A small buzzer will make itself heard when you are adjusting the temperature settings and when the temperature sensor is not connected. In case of the latter the red display shows ‘LL’ (‘Low Level’). The circuit is in other respects very simple. There is no option to calibrate the temperature sensor, which, by the way, is a type 3950. A little bit disappointing, but not a real problem; the measured temperature deviates barely from the real value, see photo
The circuit shows the temperature in whole degrees from -9 to 99 °C and therefore has a resolution of 1 degree C. The adjustable start and stop temperatures have the same range and the same resolution. That is unfortunately not very accurate. The 10-bit ADC can easily measure 210 = 1024 steps, so a half degree of accuracy would have been no problem. Whether it operates in tenths of degrees internally – because that would be almost achievable – is not something we have been able to determine.
The temperature sensor has a length of cable of about 45 cm and a polarized Molex-like plug (typically Chinese) to connect it to the circuit. The sensor is potted in a waterproof metal housing, so it is possible to measure the temperature of liquids.

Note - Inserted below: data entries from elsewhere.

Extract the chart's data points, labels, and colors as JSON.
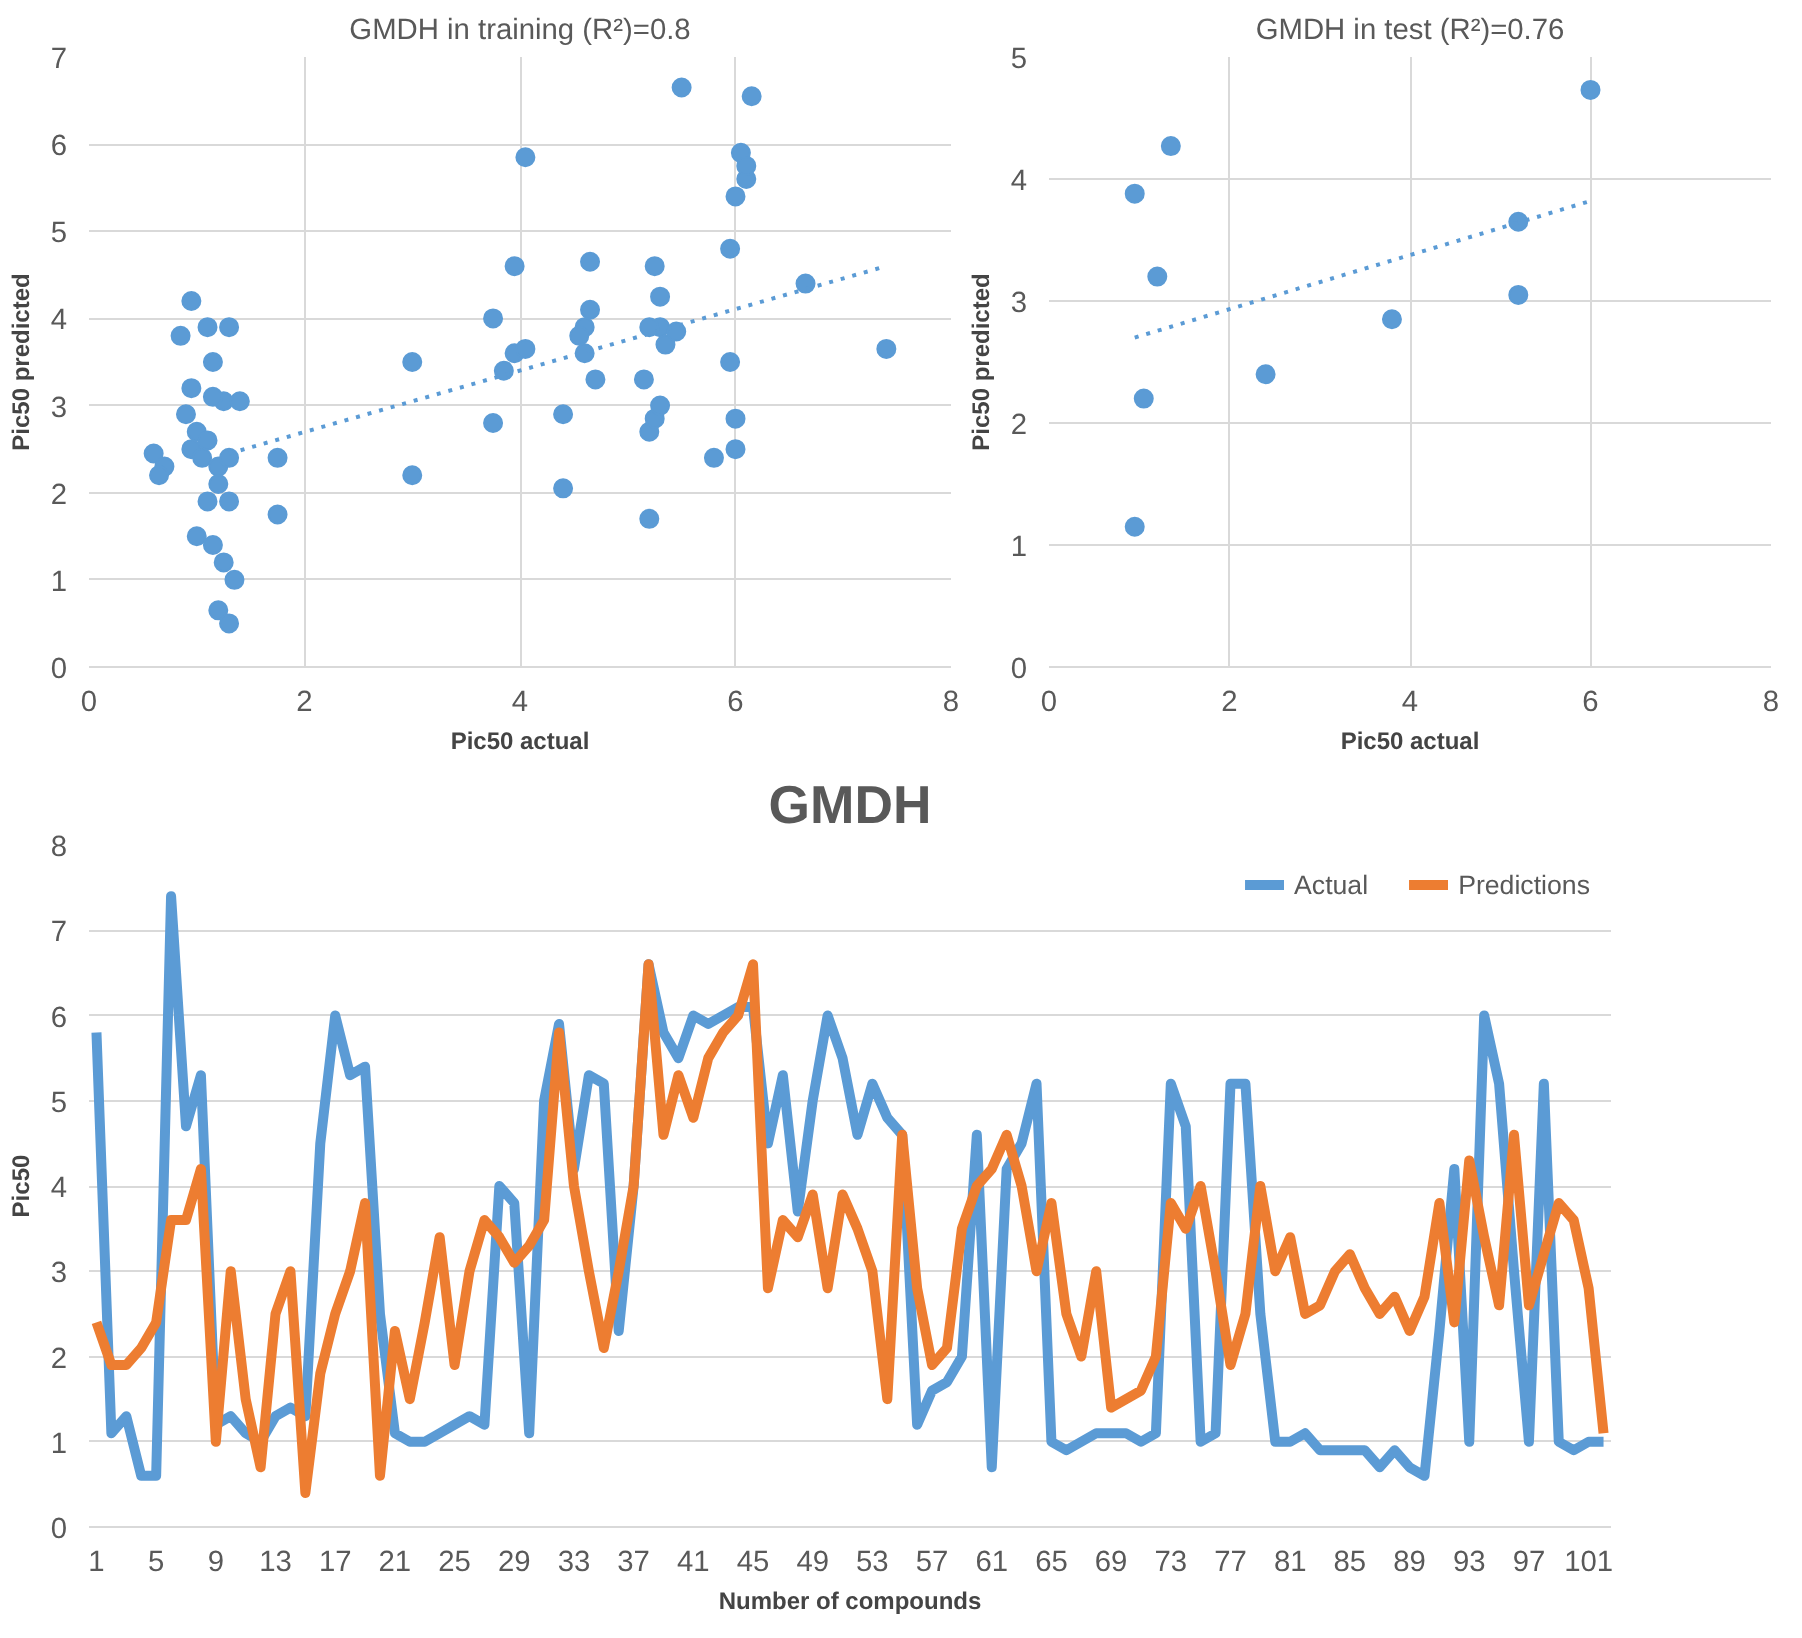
{
  "chart_data": [
    {
      "type": "scatter",
      "title": "GMDH in training (R²)=0.8",
      "xlabel": "Pic50 actual",
      "ylabel": "Pic50 predicted",
      "xlim": [
        0,
        8
      ],
      "xticks": [
        0,
        2,
        4,
        6,
        8
      ],
      "ylim": [
        0,
        7
      ],
      "yticks": [
        0,
        1,
        2,
        3,
        4,
        5,
        6,
        7
      ],
      "grid": true,
      "legend": false,
      "series": [
        {
          "type": "scatter",
          "marker": "circle",
          "color": "#5b9bd5",
          "x": [
            0.6,
            0.7,
            0.65,
            0.95,
            0.85,
            1.1,
            1.3,
            1.15,
            0.95,
            0.9,
            1.0,
            0.95,
            1.05,
            1.1,
            1.2,
            1.3,
            1.25,
            1.4,
            1.15,
            1.2,
            1.3,
            1.1,
            1.0,
            1.15,
            1.25,
            1.35,
            1.2,
            1.3,
            1.75,
            1.75,
            3.0,
            3.0,
            3.75,
            3.75,
            3.85,
            3.95,
            4.05,
            3.95,
            4.05,
            4.4,
            4.4,
            4.6,
            4.65,
            4.65,
            4.6,
            4.7,
            4.55,
            5.5,
            5.15,
            5.2,
            5.2,
            5.25,
            5.3,
            5.3,
            5.25,
            5.3,
            5.35,
            5.2,
            5.45,
            5.8,
            5.95,
            5.95,
            6.0,
            6.0,
            6.0,
            6.1,
            6.05,
            6.1,
            6.15,
            6.65,
            7.4
          ],
          "values": [
            2.45,
            2.3,
            2.2,
            4.2,
            3.8,
            3.9,
            3.9,
            3.5,
            3.2,
            2.9,
            2.7,
            2.5,
            2.4,
            2.6,
            2.3,
            2.4,
            3.05,
            3.05,
            3.1,
            2.1,
            1.9,
            1.9,
            1.5,
            1.4,
            1.2,
            1.0,
            0.65,
            0.5,
            2.4,
            1.75,
            3.5,
            2.2,
            4.0,
            2.8,
            3.4,
            3.6,
            3.65,
            4.6,
            5.85,
            2.9,
            2.05,
            3.9,
            4.65,
            4.1,
            3.6,
            3.3,
            3.8,
            6.65,
            3.3,
            1.7,
            2.7,
            2.85,
            3.0,
            3.9,
            4.6,
            4.25,
            3.7,
            3.9,
            3.85,
            2.4,
            3.5,
            4.8,
            2.85,
            2.5,
            5.4,
            5.6,
            5.9,
            5.75,
            6.55,
            4.4,
            3.65
          ]
        },
        {
          "type": "line",
          "color": "#5b9bd5",
          "line_style": "dotted",
          "x": [
            1.3,
            7.4
          ],
          "values": [
            2.45,
            4.6
          ]
        }
      ]
    },
    {
      "type": "scatter",
      "title": "GMDH in test (R²)=0.76",
      "xlabel": "Pic50 actual",
      "ylabel": "Pic50 predicted",
      "xlim": [
        0,
        8
      ],
      "xticks": [
        0,
        2,
        4,
        6,
        8
      ],
      "ylim": [
        0,
        5
      ],
      "yticks": [
        0,
        1,
        2,
        3,
        4,
        5
      ],
      "grid": true,
      "legend": false,
      "series": [
        {
          "type": "scatter",
          "marker": "circle",
          "color": "#5b9bd5",
          "x": [
            0.95,
            1.05,
            0.95,
            1.2,
            1.35,
            2.4,
            3.8,
            5.2,
            5.2,
            6.0
          ],
          "values": [
            1.15,
            2.2,
            3.88,
            3.2,
            4.27,
            2.4,
            2.85,
            3.05,
            3.65,
            4.73
          ]
        },
        {
          "type": "line",
          "color": "#5b9bd5",
          "line_style": "dotted",
          "x": [
            0.95,
            6.0
          ],
          "values": [
            2.7,
            3.82
          ]
        }
      ]
    },
    {
      "type": "line",
      "title": "GMDH",
      "xlabel": "Number of compounds",
      "ylabel": "Pic50",
      "xlim": [
        0.5,
        102.5
      ],
      "xticks": [
        1,
        5,
        9,
        13,
        17,
        21,
        25,
        29,
        33,
        37,
        41,
        45,
        49,
        53,
        57,
        61,
        65,
        69,
        73,
        77,
        81,
        85,
        89,
        93,
        97,
        101
      ],
      "ylim": [
        0,
        8
      ],
      "yticks": [
        0,
        1,
        2,
        3,
        4,
        5,
        6,
        7,
        8
      ],
      "grid": "y",
      "legend": "top right",
      "line_style": "solid",
      "x": [
        1,
        2,
        3,
        4,
        5,
        6,
        7,
        8,
        9,
        10,
        11,
        12,
        13,
        14,
        15,
        16,
        17,
        18,
        19,
        20,
        21,
        22,
        23,
        24,
        25,
        26,
        27,
        28,
        29,
        30,
        31,
        32,
        33,
        34,
        35,
        36,
        37,
        38,
        39,
        40,
        41,
        42,
        43,
        44,
        45,
        46,
        47,
        48,
        49,
        50,
        51,
        52,
        53,
        54,
        55,
        56,
        57,
        58,
        59,
        60,
        61,
        62,
        63,
        64,
        65,
        66,
        67,
        68,
        69,
        70,
        71,
        72,
        73,
        74,
        75,
        76,
        77,
        78,
        79,
        80,
        81,
        82,
        83,
        84,
        85,
        86,
        87,
        88,
        89,
        90,
        91,
        92,
        93,
        94,
        95,
        96,
        97,
        98,
        99,
        100,
        101,
        102
      ],
      "series": [
        {
          "name": "Actual",
          "color": "#5b9bd5",
          "values": [
            5.8,
            1.1,
            1.3,
            0.6,
            0.6,
            7.4,
            4.7,
            5.3,
            1.2,
            1.3,
            1.1,
            1.0,
            1.3,
            1.4,
            1.3,
            4.5,
            6.0,
            5.3,
            5.4,
            2.5,
            1.1,
            1.0,
            1.0,
            1.1,
            1.2,
            1.3,
            1.2,
            4.0,
            3.8,
            1.1,
            5.0,
            5.9,
            4.2,
            5.3,
            5.2,
            2.3,
            4.0,
            6.6,
            5.8,
            5.5,
            6.0,
            5.9,
            6.0,
            6.1,
            6.1,
            4.5,
            5.3,
            3.7,
            5.0,
            6.0,
            5.5,
            4.6,
            5.2,
            4.8,
            4.6,
            1.2,
            1.6,
            1.7,
            2.0,
            4.6,
            0.7,
            4.2,
            4.5,
            5.2,
            1.0,
            0.9,
            1.0,
            1.1,
            1.1,
            1.1,
            1.0,
            1.1,
            5.2,
            4.7,
            1.0,
            1.1,
            5.2,
            5.2,
            2.5,
            1.0,
            1.0,
            1.1,
            0.9,
            0.9,
            0.9,
            0.9,
            0.7,
            0.9,
            0.7,
            0.6,
            2.3,
            4.2,
            1.0,
            6.0,
            5.2,
            3.0,
            1.0,
            5.2,
            1.0,
            0.9,
            1.0,
            1.0
          ]
        },
        {
          "name": "Predictions",
          "color": "#ed7d31",
          "values": [
            2.4,
            1.9,
            1.9,
            2.1,
            2.4,
            3.6,
            3.6,
            4.2,
            1.0,
            3.0,
            1.5,
            0.7,
            2.5,
            3.0,
            0.4,
            1.8,
            2.5,
            3.0,
            3.8,
            0.6,
            2.3,
            1.5,
            2.4,
            3.4,
            1.9,
            3.0,
            3.6,
            3.4,
            3.1,
            3.3,
            3.6,
            5.8,
            4.0,
            3.0,
            2.1,
            3.0,
            4.0,
            6.6,
            4.6,
            5.3,
            4.8,
            5.5,
            5.8,
            6.0,
            6.6,
            2.8,
            3.6,
            3.4,
            3.9,
            2.8,
            3.9,
            3.5,
            3.0,
            1.5,
            4.6,
            2.8,
            1.9,
            2.1,
            3.5,
            4.0,
            4.2,
            4.6,
            4.0,
            3.0,
            3.8,
            2.5,
            2.0,
            3.0,
            1.4,
            1.5,
            1.6,
            2.0,
            3.8,
            3.5,
            4.0,
            3.0,
            1.9,
            2.5,
            4.0,
            3.0,
            3.4,
            2.5,
            2.6,
            3.0,
            3.2,
            2.8,
            2.5,
            2.7,
            2.3,
            2.7,
            3.8,
            2.4,
            4.3,
            3.4,
            2.6,
            4.6,
            2.6,
            3.2,
            3.8,
            3.6,
            2.8,
            1.1
          ]
        }
      ]
    }
  ]
}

All-up this is a practical circuit, but which will require some careful attention when choosing/making (3D printing?) a suitable enclosure when used to switch line voltages. The pins/pads of the circuit board terminals for connecting the load are directly below the push buttons for setting the start temperature. If you accidentally happen to 'slip' off those you will know about it. The 7-segment displays are at exactly the same 'height' as the push buttons, so it would be very easy to use a foil type front panel – a robust plastic sheet with openings for the display and buttons; with the foil on top so that everything is nicely covered up.
So, if you happen to have a drinking tray for the chickens that you have to prevent from freezing, then you can very quickly and simply add a heating element to this circuit. The birds will thank you for it.